In short, the Bush Administration shifted its goals in the region from that of creating a 'model Iraq' able to bring transformation to the Mideast to helping regional powers create a "stable Iraq," whose future is unclear, and part of a tricky geopolitical balance in the region. It's very likely that Iraq will emerge with exceedingly close ties to Iran, and may end up dominated by the Shi'ite coalition of parties that could, overtime, yield a one party state. Corruption is as high as ever, the dream of a stable Democratic Iraq is probably gone, at least for now. In Europe the US has shifted diplomatic tone completely, as Time magazine noted awhile back, cowboy diplomacy is out, trying to compromise and be a partner is in. Bold efforts to address growing power in Russia and China have faded. The US has, it seems, learned humility.
Of course, Nixon's realism, which saw just a dramatic a change, moving from the heady days of JFK and LBJ's "Grand Design," which really was early neo-conservatism, that time directed against communism, to detente which normalized relations with the Soviets and Chinese, had weaknesses. It got us out of Vietnam, but left the region in turmoil. It created a sense of stability which shattered after the fall of the Shah in 1979. Ultimately, though, by normalizing relations with the East the Nixon-Kissinger policies set up a peaceful end of the Cold War.

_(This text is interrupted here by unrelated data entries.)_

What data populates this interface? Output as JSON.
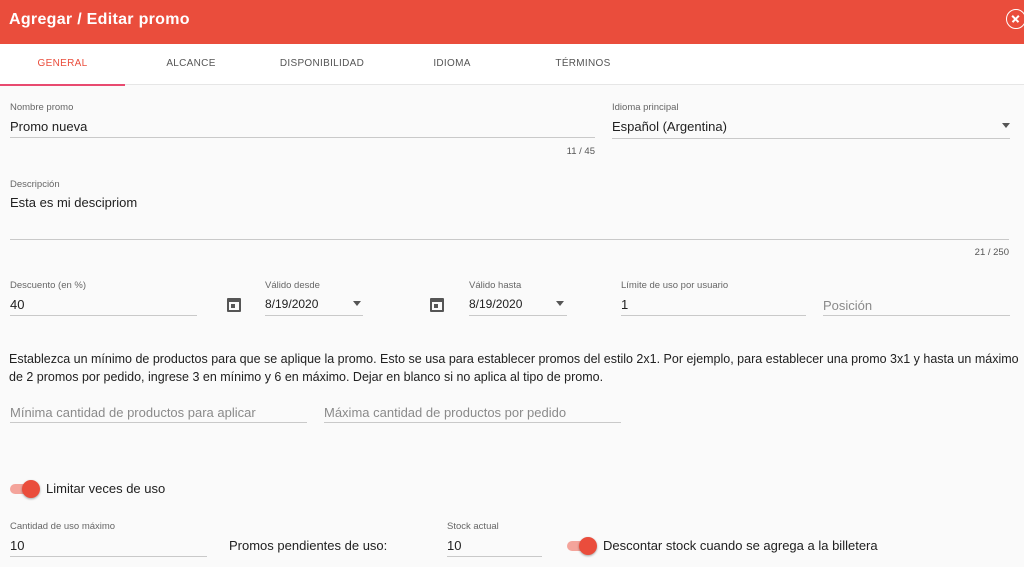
{
  "header": {
    "title": "Agregar / Editar promo",
    "close_icon": "close-circle-icon"
  },
  "tabs": [
    {
      "label": "GENERAL",
      "active": true
    },
    {
      "label": "ALCANCE",
      "active": false
    },
    {
      "label": "DISPONIBILIDAD",
      "active": false
    },
    {
      "label": "IDIOMA",
      "active": false
    },
    {
      "label": "TÉRMINOS",
      "active": false
    }
  ],
  "accent_color": "#ea4d3c",
  "form": {
    "nombre": {
      "label": "Nombre promo",
      "value": "Promo nueva",
      "counter": "11 / 45"
    },
    "idioma": {
      "label": "Idioma principal",
      "value": "Español (Argentina)"
    },
    "descripcion": {
      "label": "Descripción",
      "value": "Esta es mi descipriom",
      "counter": "21 / 250"
    },
    "descuento": {
      "label": "Descuento (en %)",
      "value": "40"
    },
    "valido_desde": {
      "label": "Válido desde",
      "value": "8/19/2020"
    },
    "valido_hasta": {
      "label": "Válido hasta",
      "value": "8/19/2020"
    },
    "limite_usuario": {
      "label": "Límite de uso por usuario",
      "value": "1"
    },
    "posicion": {
      "placeholder": "Posición"
    },
    "info_text": "Establezca un mínimo de productos para que se aplique la promo. Esto se usa para establecer promos del estilo 2x1. Por ejemplo, para establecer una promo 3x1 y hasta un máximo de 2 promos por pedido, ingrese 3 en mínimo y 6 en máximo. Dejar en blanco si no aplica al tipo de promo.",
    "minima": {
      "placeholder": "Mínima cantidad de productos para aplicar"
    },
    "maxima": {
      "placeholder": "Máxima cantidad de productos por pedido"
    },
    "limitar_toggle": {
      "label": "Limitar veces de uso",
      "checked": true
    },
    "cantidad_max": {
      "label": "Cantidad de uso máximo",
      "value": "10"
    },
    "pendientes": {
      "label": "Promos pendientes de uso:"
    },
    "stock": {
      "label": "Stock actual",
      "value": "10"
    },
    "descontar_toggle": {
      "label": "Descontar stock cuando se agrega a la billetera",
      "checked": true
    }
  }
}
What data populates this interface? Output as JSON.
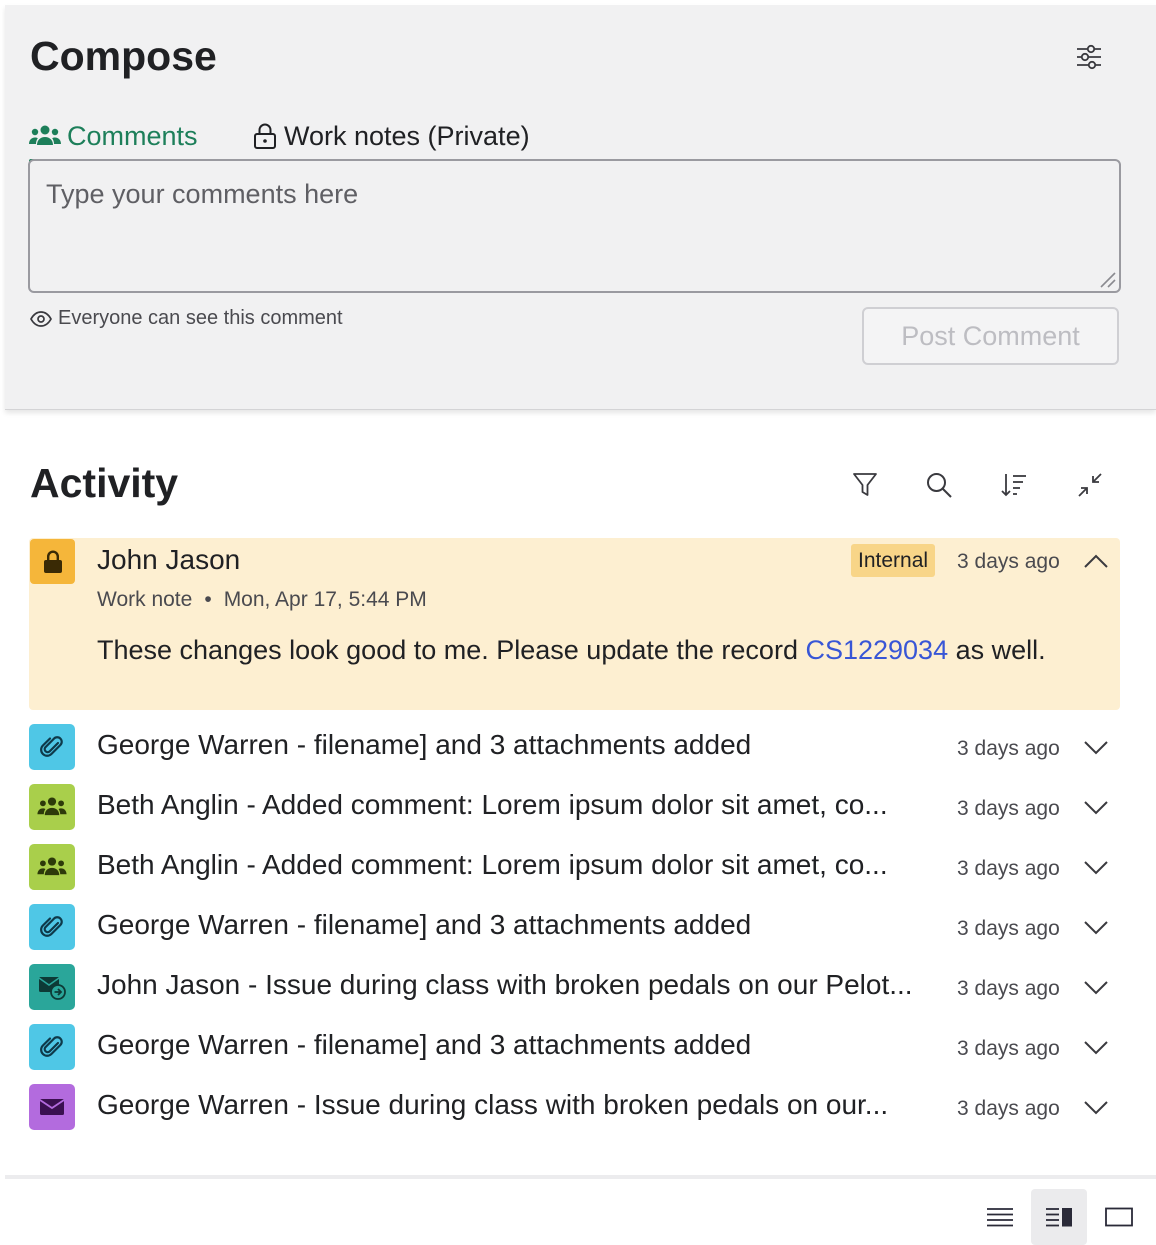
{
  "compose": {
    "title": "Compose",
    "tabs": [
      {
        "label": "Comments",
        "icon": "people-icon",
        "active": true
      },
      {
        "label": "Work notes (Private)",
        "icon": "lock-icon",
        "active": false
      }
    ],
    "placeholder": "Type your comments here",
    "visibility_note": "Everyone can see this comment",
    "post_button": "Post Comment",
    "accent_color": "#1d7f5a"
  },
  "activity": {
    "title": "Activity",
    "featured": {
      "name": "John Jason",
      "badge": "Internal",
      "time": "3 days ago",
      "type": "Work note",
      "separator": "•",
      "date": "Mon, Apr 17, 5:44 PM",
      "body_before": "These changes look good to me. Please update the record ",
      "link": "CS1229034",
      "body_after": " as well.",
      "icon": "lock-icon",
      "icon_color": "#f5b63a",
      "background": "#fdefd1"
    },
    "items": [
      {
        "author": "George Warren",
        "text": " - filename] and 3 attachments added",
        "time": "3 days ago",
        "icon": "paperclip-icon",
        "color": "#4fc7e6"
      },
      {
        "author": "Beth Anglin",
        "text": " - Added comment: Lorem ipsum dolor sit amet, co...",
        "time": "3 days ago",
        "icon": "people-icon",
        "color": "#a9cf4b"
      },
      {
        "author": "Beth Anglin",
        "text": " - Added comment: Lorem ipsum dolor sit amet, co...",
        "time": "3 days ago",
        "icon": "people-icon",
        "color": "#a9cf4b"
      },
      {
        "author": "George Warren",
        "text": " - filename] and 3 attachments added",
        "time": "3 days ago",
        "icon": "paperclip-icon",
        "color": "#4fc7e6"
      },
      {
        "author": "John Jason",
        "text": " - Issue during class with broken pedals on our Pelot...",
        "time": "3 days ago",
        "icon": "email-forward-icon",
        "color": "#2aa69a"
      },
      {
        "author": "George Warren",
        "text": " - filename] and 3 attachments added",
        "time": "3 days ago",
        "icon": "paperclip-icon",
        "color": "#4fc7e6"
      },
      {
        "author": "George Warren",
        "text": " - Issue during class with broken pedals on our...",
        "time": "3 days ago",
        "icon": "envelope-icon",
        "color": "#b36bde"
      }
    ]
  },
  "footer": {
    "views": [
      "list-view-icon",
      "split-view-icon",
      "single-view-icon"
    ],
    "active_view": "split-view-icon"
  }
}
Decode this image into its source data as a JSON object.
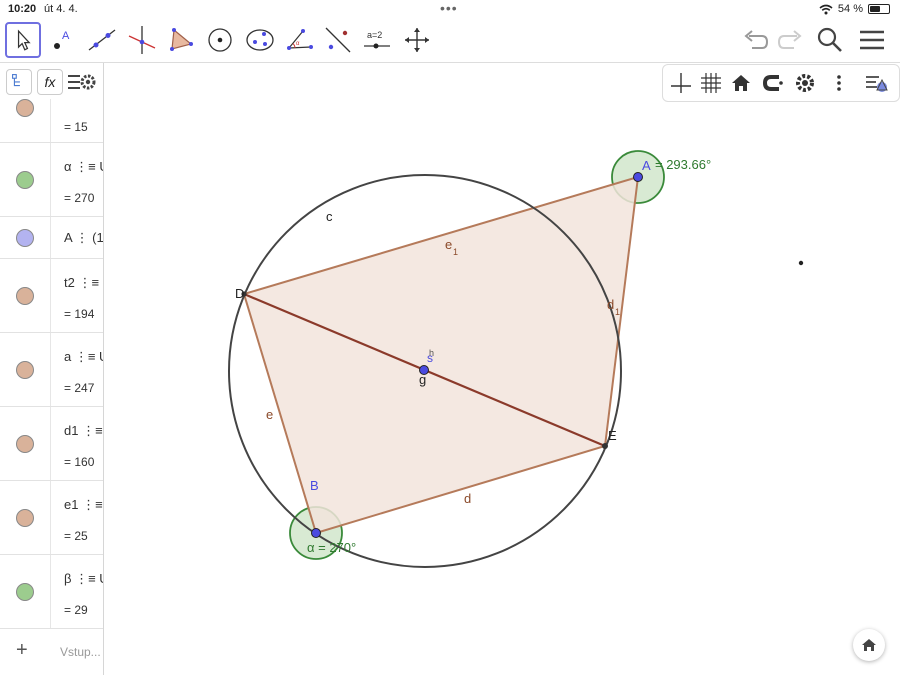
{
  "status": {
    "time": "10:20",
    "date": "út 4. 4.",
    "battery": "54 %",
    "battery_level": 0.54
  },
  "algebra": {
    "rows": [
      {
        "name": "",
        "value": "= 15",
        "color": "#d9b29a"
      },
      {
        "name": "α ⋮≡ U",
        "value": "= 270",
        "color": "#9ccc8e"
      },
      {
        "name": "A ⋮ (1",
        "value": "",
        "color": "#b3b3f0"
      },
      {
        "name": "t2 ⋮≡",
        "value": "= 194",
        "color": "#d9b29a"
      },
      {
        "name": "a ⋮≡ U",
        "value": "= 247",
        "color": "#d9b29a"
      },
      {
        "name": "d1 ⋮≡",
        "value": "= 160",
        "color": "#d9b29a"
      },
      {
        "name": "e1 ⋮≡",
        "value": "= 25",
        "color": "#d9b29a"
      },
      {
        "name": "β ⋮≡ U",
        "value": "= 29",
        "color": "#9ccc8e"
      }
    ],
    "input_placeholder": "Vstup...",
    "add_symbol": "+"
  },
  "canvas": {
    "labels": {
      "circle": "c",
      "e1": "e",
      "e1_sub": "1",
      "d1": "d",
      "d1_sub": "1",
      "e": "e",
      "d": "d",
      "g": "g",
      "s": "s",
      "h": "h",
      "D": "D",
      "E": "E",
      "B": "B",
      "A": "A",
      "angle_A": "= 293.66°",
      "angle_B": "α = 270°"
    },
    "colors": {
      "polygon_fill": "#f2e4dc",
      "polygon_stroke": "#b57a5a",
      "diag_stroke": "#8b3a2a",
      "circle_stroke": "#444444",
      "angle_fill": "#d8ead3",
      "angle_stroke": "#3a8a3a",
      "point_fill": "#4a4ae0"
    }
  }
}
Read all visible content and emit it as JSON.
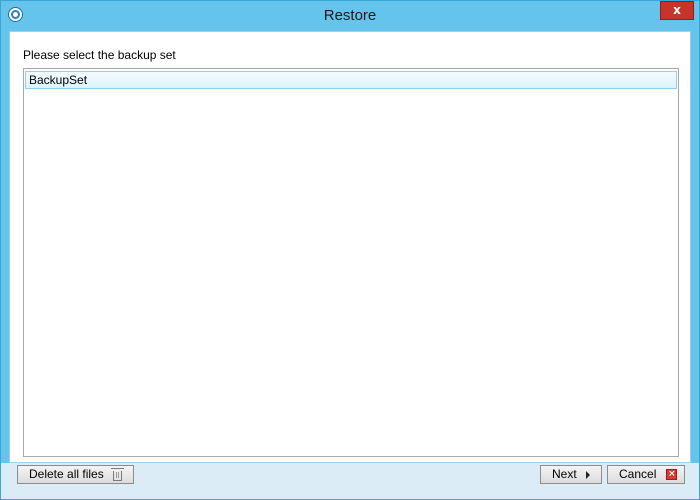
{
  "window": {
    "title": "Restore",
    "close_glyph": "x"
  },
  "content": {
    "prompt": "Please select the backup set",
    "backup_sets": [
      {
        "label": "BackupSet",
        "selected": true
      }
    ]
  },
  "footer": {
    "delete_label": "Delete all files",
    "next_label": "Next",
    "cancel_label": "Cancel",
    "cancel_glyph": "×"
  },
  "icons": {
    "app": "app-logo-icon",
    "delete": "trash-icon",
    "next": "arrow-right-icon",
    "cancel": "cancel-icon"
  },
  "colors": {
    "frame": "#64c4ec",
    "close_button": "#c7342b",
    "selection": "#def2fb",
    "footer": "#dcecf6"
  }
}
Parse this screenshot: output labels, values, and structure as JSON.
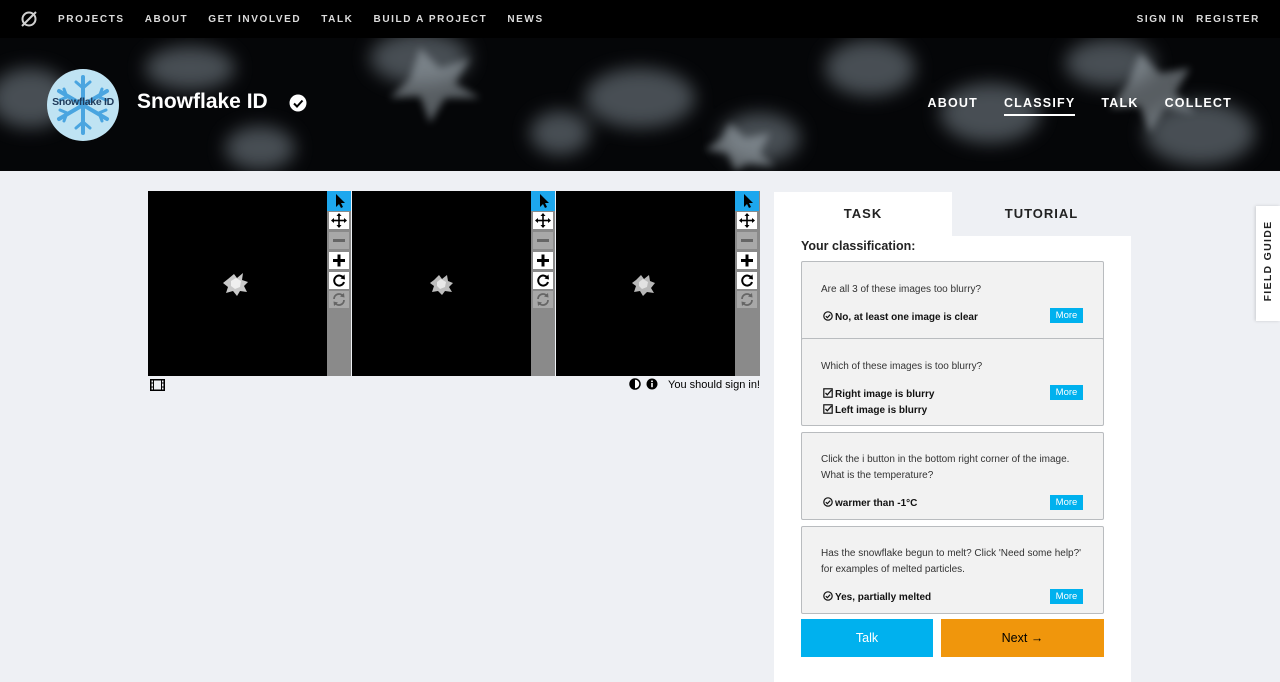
{
  "top_nav": {
    "items": [
      "PROJECTS",
      "ABOUT",
      "GET INVOLVED",
      "TALK",
      "BUILD A PROJECT",
      "NEWS"
    ],
    "sign_in": "SIGN IN",
    "register": "REGISTER"
  },
  "project": {
    "avatar_text": "Snowflake ID",
    "title": "Snowflake ID",
    "nav": [
      "ABOUT",
      "CLASSIFY",
      "TALK",
      "COLLECT"
    ],
    "active_nav": "CLASSIFY"
  },
  "subject_viewer": {
    "frame_count": 3,
    "tool_icons": [
      "pointer-icon",
      "move-icon",
      "zoom-out-icon",
      "zoom-in-icon",
      "rotate-icon",
      "reset-icon"
    ],
    "sign_in_notice": "You should sign in!"
  },
  "panel": {
    "tabs": [
      "TASK",
      "TUTORIAL"
    ],
    "active_tab": "TASK",
    "heading": "Your classification:",
    "questions": [
      {
        "question": "Are all 3 of these images too blurry?",
        "answers": [
          "No, at least one image is clear"
        ],
        "more": "More"
      },
      {
        "question": "Which of these images is too blurry?",
        "answers": [
          "Right image is blurry",
          "Left image is blurry"
        ],
        "more": "More"
      },
      {
        "question": "Click the i button in the bottom right corner of the image. What is the temperature?",
        "answers": [
          "warmer than -1°C"
        ],
        "more": "More"
      },
      {
        "question": "Has the snowflake begun to melt? Click 'Need some help?' for examples of melted particles.",
        "answers": [
          "Yes, partially melted"
        ],
        "more": "More"
      }
    ],
    "talk_button": "Talk",
    "next_button": "Next →"
  },
  "field_guide": "FIELD GUIDE",
  "colors": {
    "accent_blue": "#00b1ee",
    "next_orange": "#f0960c",
    "tool_selected": "#1da7ee"
  }
}
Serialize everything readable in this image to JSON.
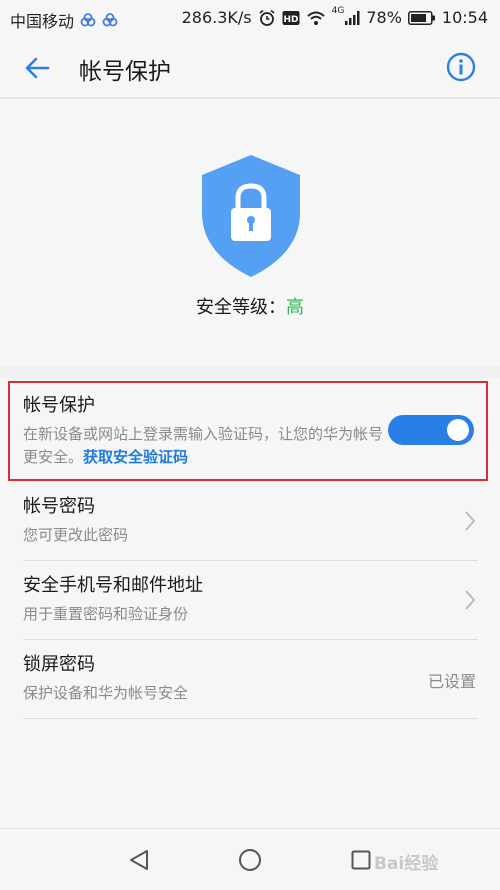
{
  "status_bar": {
    "carrier": "中国移动",
    "speed": "286.3K/s",
    "network": "4G",
    "battery": "78%",
    "time": "10:54",
    "icons": [
      "cloud-icon",
      "cloud-icon",
      "alarm-icon",
      "hd-icon",
      "wifi-icon",
      "signal-icon",
      "battery-icon"
    ]
  },
  "header": {
    "title": "帐号保护"
  },
  "hero": {
    "level_label": "安全等级：",
    "level_value": "高",
    "level_color": "#33b552",
    "shield_color": "#55a0f2"
  },
  "account_protection": {
    "title": "帐号保护",
    "description": "在新设备或网站上登录需输入验证码，让您的华为帐号更安全。",
    "link_text": "获取安全验证码",
    "toggle_on": true
  },
  "settings": [
    {
      "title": "帐号密码",
      "subtitle": "您可更改此密码",
      "right_text": ""
    },
    {
      "title": "安全手机号和邮件地址",
      "subtitle": "用于重置密码和验证身份",
      "right_text": ""
    },
    {
      "title": "锁屏密码",
      "subtitle": "保护设备和华为帐号安全",
      "right_text": "已设置"
    }
  ],
  "watermark": "Bai经验",
  "colors": {
    "accent": "#2a7fe6",
    "highlight_border": "#d62f3a"
  }
}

For Bush, who managed somehow to incorporate both Kennedy's audacity and now Nixon's focus on power, the obstacles are clear. While the US may be able to leave Iraq without absolute disaster, the foreign policy debacle will cost us for a long time. And, unlike during the Cold War, where the Soviets were a predictable opponent -- a sovereign state with interests -- the US remains entangled in a complex struggle involving oil, religious extremism, transnational terror organizations, and fears of the proliferation of weapons of mass destruction. Moreover, Iraq has laid bare America's weaknesses -- the US no longer appears invincible and able to simply remove regimes and force change on other parts of the world. Indeed, combine a lack of appetite for foreign intervention by the American public with the obvious limitations of power shown by the Iraq fiasco, and you see an America if not subdued, at least tamed. We now face a multipolar system without the stability of Cold War bipolarity.
Bush has made the right start in recognizing the limits of military power and abandoning brash diplomacy. The realism in dealing with Iraq is yielding a far more promising outcome than did the desire to simply "win," which dominated until 2006. Yet where do we go from here? The world is arguably more dangerous now than it was in 2003, and the US in a position of less power and prestige. How do we create a foreign policy recognizing the realities of the current situation? I will ponder that question over the weekend.